Technical Abstract: Alfalfa is an important forage crop worldwide. Most of alfalfa cultivars lack tolerance to high saline soils. Developing salt tolerant varieties is imperative for sustainable alfalfa production with increasing soil salinity. To better understand genetic architecture of salt resistance in alfalfa, in the present study, we conducted genome-wide association studies (GWAS) in advanced breeding populations for salt related traits. Plants were grown in a greenhouse under both salt and control conditions. Five traits related to salt tolerance including biomass dry (DW) and fresh weight (FW), plant height (PH), leaf relative water content (RWC) and stomatal conductance (SC) were phenotyped using salt susceptible index (SSI).

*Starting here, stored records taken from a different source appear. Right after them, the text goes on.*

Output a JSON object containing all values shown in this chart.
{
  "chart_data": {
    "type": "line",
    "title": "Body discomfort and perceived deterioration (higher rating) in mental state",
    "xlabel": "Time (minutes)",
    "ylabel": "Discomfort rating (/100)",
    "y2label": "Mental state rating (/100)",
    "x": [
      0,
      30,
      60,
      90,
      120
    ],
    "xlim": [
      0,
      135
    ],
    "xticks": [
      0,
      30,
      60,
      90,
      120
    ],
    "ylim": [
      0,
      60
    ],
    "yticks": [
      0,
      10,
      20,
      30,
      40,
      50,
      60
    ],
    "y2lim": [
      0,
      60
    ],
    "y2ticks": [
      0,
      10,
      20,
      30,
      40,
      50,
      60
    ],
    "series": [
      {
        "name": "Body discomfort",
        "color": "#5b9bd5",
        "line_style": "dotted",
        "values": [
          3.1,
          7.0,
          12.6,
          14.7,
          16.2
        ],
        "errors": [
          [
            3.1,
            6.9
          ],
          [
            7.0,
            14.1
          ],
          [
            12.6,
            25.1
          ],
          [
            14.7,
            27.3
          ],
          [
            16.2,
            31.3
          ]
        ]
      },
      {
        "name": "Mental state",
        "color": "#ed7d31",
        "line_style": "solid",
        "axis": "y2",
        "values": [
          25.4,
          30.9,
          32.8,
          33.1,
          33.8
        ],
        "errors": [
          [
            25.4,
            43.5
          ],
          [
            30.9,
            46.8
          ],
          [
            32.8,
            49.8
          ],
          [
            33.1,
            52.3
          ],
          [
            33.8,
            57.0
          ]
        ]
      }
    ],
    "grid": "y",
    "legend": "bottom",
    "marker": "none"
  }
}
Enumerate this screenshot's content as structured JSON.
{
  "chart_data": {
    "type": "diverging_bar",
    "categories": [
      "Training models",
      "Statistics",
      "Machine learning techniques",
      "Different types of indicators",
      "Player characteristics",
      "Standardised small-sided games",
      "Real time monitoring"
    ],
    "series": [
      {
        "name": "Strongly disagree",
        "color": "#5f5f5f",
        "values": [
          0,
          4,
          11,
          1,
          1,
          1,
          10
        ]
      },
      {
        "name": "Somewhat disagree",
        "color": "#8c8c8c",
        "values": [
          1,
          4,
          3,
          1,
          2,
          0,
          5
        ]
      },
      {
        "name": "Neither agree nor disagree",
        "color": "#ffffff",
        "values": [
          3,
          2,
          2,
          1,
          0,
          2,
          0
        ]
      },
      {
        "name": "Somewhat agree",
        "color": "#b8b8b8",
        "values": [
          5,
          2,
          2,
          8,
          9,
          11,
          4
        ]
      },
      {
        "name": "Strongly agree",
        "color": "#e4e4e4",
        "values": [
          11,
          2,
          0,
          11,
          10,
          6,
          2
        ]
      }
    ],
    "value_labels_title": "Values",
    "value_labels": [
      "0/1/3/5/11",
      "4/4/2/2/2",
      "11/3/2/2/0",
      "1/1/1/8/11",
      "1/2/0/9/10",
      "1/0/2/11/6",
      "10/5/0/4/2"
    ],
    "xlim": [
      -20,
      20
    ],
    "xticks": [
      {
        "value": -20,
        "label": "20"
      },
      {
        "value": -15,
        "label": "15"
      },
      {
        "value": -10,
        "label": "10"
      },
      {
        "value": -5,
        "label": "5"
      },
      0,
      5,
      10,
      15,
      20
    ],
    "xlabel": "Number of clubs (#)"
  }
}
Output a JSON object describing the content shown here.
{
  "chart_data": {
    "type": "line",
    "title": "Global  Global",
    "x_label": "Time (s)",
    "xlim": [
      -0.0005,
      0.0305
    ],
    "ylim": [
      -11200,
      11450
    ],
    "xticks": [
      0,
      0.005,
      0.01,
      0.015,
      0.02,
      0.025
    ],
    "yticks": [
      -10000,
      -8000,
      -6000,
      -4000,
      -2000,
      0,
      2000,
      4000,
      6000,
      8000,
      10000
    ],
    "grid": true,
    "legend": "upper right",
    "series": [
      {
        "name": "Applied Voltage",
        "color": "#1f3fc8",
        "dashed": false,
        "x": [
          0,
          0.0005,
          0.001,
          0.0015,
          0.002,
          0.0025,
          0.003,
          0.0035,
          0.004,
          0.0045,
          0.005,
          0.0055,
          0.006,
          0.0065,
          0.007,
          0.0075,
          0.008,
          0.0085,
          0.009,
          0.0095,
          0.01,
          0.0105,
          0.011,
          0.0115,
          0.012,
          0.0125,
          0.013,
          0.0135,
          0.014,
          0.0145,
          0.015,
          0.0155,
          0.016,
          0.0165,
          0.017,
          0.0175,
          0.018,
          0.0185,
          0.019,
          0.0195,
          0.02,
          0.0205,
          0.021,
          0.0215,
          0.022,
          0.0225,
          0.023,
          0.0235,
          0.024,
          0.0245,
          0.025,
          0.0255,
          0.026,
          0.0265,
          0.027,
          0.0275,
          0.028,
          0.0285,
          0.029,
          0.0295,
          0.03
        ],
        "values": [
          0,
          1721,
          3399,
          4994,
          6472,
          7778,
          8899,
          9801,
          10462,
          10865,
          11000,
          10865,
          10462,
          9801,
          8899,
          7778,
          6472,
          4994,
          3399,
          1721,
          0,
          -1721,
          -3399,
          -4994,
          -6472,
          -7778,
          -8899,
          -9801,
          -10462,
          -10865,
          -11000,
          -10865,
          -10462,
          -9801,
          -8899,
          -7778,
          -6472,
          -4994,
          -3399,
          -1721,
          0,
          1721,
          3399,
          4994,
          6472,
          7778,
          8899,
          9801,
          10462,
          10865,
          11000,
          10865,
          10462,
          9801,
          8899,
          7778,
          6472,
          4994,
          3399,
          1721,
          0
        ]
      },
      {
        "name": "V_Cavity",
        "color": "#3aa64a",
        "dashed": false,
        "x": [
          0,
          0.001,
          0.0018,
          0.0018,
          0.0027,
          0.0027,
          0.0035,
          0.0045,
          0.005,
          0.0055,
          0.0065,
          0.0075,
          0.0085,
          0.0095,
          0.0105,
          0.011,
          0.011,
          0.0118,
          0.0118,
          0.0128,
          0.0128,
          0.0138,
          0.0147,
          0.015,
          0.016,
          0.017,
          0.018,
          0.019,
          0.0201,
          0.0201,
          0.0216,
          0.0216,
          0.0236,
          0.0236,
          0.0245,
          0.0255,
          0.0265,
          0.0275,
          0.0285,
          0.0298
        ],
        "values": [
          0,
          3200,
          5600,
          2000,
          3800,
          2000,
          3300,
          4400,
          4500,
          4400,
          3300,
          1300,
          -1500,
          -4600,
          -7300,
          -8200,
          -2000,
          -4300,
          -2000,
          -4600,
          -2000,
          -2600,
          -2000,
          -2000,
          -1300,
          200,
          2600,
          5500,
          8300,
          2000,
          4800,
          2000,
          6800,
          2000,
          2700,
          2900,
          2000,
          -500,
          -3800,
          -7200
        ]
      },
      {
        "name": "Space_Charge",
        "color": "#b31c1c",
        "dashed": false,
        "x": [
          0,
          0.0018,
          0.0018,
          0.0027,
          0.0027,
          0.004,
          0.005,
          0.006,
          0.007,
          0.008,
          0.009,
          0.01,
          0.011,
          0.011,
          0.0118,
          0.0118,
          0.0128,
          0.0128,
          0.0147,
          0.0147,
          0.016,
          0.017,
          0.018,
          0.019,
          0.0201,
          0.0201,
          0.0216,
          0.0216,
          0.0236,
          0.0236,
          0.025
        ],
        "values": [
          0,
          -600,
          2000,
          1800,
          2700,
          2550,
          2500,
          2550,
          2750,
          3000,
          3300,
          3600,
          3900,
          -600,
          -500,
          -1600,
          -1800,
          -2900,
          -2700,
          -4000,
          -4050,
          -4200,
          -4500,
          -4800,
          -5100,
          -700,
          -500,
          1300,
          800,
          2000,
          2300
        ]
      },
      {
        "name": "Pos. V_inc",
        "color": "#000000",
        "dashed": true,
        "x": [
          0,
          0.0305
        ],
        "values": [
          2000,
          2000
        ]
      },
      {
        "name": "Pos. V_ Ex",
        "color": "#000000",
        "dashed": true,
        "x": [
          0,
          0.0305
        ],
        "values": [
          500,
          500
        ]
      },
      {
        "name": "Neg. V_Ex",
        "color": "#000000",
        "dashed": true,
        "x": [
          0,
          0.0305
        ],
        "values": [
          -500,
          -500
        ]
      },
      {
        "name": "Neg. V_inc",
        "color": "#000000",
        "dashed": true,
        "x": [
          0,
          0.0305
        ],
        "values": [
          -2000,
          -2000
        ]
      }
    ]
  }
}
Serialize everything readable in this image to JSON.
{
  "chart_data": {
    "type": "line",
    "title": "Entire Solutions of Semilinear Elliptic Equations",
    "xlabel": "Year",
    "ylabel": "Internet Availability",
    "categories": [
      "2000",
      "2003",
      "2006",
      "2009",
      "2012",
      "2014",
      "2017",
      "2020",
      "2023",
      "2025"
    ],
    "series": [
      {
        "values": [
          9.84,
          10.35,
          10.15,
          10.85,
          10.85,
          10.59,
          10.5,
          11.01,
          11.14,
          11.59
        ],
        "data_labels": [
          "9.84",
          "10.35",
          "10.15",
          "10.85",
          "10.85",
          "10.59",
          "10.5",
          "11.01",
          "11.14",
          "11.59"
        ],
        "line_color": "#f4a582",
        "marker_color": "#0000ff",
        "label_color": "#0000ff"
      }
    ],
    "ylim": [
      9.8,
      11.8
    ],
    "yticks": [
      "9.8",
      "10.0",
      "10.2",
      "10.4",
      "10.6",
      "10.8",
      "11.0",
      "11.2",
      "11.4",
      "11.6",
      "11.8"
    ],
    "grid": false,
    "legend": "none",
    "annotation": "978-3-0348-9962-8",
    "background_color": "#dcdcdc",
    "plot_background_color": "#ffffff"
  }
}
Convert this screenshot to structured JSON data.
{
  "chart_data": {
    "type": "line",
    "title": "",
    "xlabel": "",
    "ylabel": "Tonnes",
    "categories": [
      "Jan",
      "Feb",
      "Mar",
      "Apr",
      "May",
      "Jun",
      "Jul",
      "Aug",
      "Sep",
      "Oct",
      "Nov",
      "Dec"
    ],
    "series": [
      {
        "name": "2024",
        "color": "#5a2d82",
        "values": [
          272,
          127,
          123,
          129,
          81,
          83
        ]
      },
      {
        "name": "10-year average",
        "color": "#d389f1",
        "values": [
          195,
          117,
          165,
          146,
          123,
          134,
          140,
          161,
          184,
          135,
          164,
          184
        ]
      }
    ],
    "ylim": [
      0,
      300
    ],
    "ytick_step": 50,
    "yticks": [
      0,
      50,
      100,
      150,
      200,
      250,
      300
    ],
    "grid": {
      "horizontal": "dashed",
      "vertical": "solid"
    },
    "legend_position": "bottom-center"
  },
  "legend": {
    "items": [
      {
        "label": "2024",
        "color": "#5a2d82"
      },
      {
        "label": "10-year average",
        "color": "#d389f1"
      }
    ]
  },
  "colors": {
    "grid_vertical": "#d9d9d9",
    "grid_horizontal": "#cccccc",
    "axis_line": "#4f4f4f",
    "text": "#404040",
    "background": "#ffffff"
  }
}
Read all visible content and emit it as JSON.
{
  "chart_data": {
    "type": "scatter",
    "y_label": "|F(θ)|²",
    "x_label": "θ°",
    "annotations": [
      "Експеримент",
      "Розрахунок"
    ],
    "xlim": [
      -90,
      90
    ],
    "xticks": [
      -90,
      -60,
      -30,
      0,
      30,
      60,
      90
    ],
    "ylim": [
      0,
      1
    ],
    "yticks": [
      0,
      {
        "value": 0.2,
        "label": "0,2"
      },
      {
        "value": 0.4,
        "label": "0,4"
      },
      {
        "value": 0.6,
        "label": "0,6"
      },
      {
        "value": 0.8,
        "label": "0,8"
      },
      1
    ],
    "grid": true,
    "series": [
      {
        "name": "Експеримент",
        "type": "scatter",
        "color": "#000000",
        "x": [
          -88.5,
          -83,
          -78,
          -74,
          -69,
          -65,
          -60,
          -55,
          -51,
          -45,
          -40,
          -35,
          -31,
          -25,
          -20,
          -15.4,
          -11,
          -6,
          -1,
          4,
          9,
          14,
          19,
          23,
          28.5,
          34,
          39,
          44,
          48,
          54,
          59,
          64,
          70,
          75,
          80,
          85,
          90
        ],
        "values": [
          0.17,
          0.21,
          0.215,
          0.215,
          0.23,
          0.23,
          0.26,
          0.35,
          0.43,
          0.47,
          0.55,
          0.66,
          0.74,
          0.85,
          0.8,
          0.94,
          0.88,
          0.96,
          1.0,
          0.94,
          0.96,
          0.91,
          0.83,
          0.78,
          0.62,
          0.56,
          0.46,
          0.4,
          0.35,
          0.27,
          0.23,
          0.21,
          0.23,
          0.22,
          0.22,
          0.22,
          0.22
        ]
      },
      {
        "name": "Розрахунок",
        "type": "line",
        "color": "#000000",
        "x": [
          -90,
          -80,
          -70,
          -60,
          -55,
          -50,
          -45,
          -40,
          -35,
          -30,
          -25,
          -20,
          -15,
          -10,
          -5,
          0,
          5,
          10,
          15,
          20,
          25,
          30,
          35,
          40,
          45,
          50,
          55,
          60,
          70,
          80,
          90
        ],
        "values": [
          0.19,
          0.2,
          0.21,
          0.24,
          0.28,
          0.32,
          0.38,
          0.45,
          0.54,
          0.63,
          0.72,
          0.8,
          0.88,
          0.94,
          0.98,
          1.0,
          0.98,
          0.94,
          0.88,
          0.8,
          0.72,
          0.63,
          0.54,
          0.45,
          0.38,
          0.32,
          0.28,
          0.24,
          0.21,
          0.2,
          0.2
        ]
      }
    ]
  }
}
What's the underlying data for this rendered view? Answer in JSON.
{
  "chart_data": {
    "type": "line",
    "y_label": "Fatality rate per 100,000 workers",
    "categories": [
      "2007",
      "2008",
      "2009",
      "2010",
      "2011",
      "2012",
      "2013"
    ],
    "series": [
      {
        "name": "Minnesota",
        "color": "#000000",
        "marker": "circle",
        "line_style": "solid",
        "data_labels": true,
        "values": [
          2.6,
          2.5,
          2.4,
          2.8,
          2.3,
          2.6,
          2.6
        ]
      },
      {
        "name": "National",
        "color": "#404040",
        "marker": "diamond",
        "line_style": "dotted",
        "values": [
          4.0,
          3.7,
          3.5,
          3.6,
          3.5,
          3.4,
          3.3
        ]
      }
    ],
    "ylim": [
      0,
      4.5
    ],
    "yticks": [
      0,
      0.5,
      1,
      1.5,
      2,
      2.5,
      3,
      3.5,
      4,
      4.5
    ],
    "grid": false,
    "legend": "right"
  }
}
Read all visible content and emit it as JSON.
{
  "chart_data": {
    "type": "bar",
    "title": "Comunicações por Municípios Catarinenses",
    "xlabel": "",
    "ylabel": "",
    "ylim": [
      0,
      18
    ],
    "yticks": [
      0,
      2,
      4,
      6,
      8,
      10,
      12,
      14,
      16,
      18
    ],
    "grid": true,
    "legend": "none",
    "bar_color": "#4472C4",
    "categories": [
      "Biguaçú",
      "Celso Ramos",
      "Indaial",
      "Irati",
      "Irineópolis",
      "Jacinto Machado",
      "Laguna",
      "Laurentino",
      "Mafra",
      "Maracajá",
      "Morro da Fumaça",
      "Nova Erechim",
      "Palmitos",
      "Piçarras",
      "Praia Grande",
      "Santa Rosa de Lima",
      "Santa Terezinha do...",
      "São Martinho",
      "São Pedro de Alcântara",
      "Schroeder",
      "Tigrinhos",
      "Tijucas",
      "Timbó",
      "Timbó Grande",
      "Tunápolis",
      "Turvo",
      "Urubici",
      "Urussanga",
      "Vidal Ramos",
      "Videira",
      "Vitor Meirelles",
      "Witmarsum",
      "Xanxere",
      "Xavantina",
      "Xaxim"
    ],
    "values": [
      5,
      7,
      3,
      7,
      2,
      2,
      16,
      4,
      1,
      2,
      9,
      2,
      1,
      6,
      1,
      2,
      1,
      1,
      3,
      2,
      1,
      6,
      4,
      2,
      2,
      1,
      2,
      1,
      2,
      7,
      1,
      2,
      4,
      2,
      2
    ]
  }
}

The plants were genotyped using genotyping-by-sequencing (GBS). Seven thousand and four hundreds meaningful SNPs were obtained and used for marker-trait association analysis. A total of 53 significant SNPs associated with salt tolerance were identified and they were located at 49 loci on all chromosomes. Among those, 26 significant SNPs were detected in both SSI-DW and SSI-FW. BLAST search revealed 46 functional genes linked to 51 significant SNP markers. Some of them linked genes involved in response to abiotic stress. With further validation, these markers may be useful for marker-assisted selection (MAS) in breeding salt-tolerant alfalfa.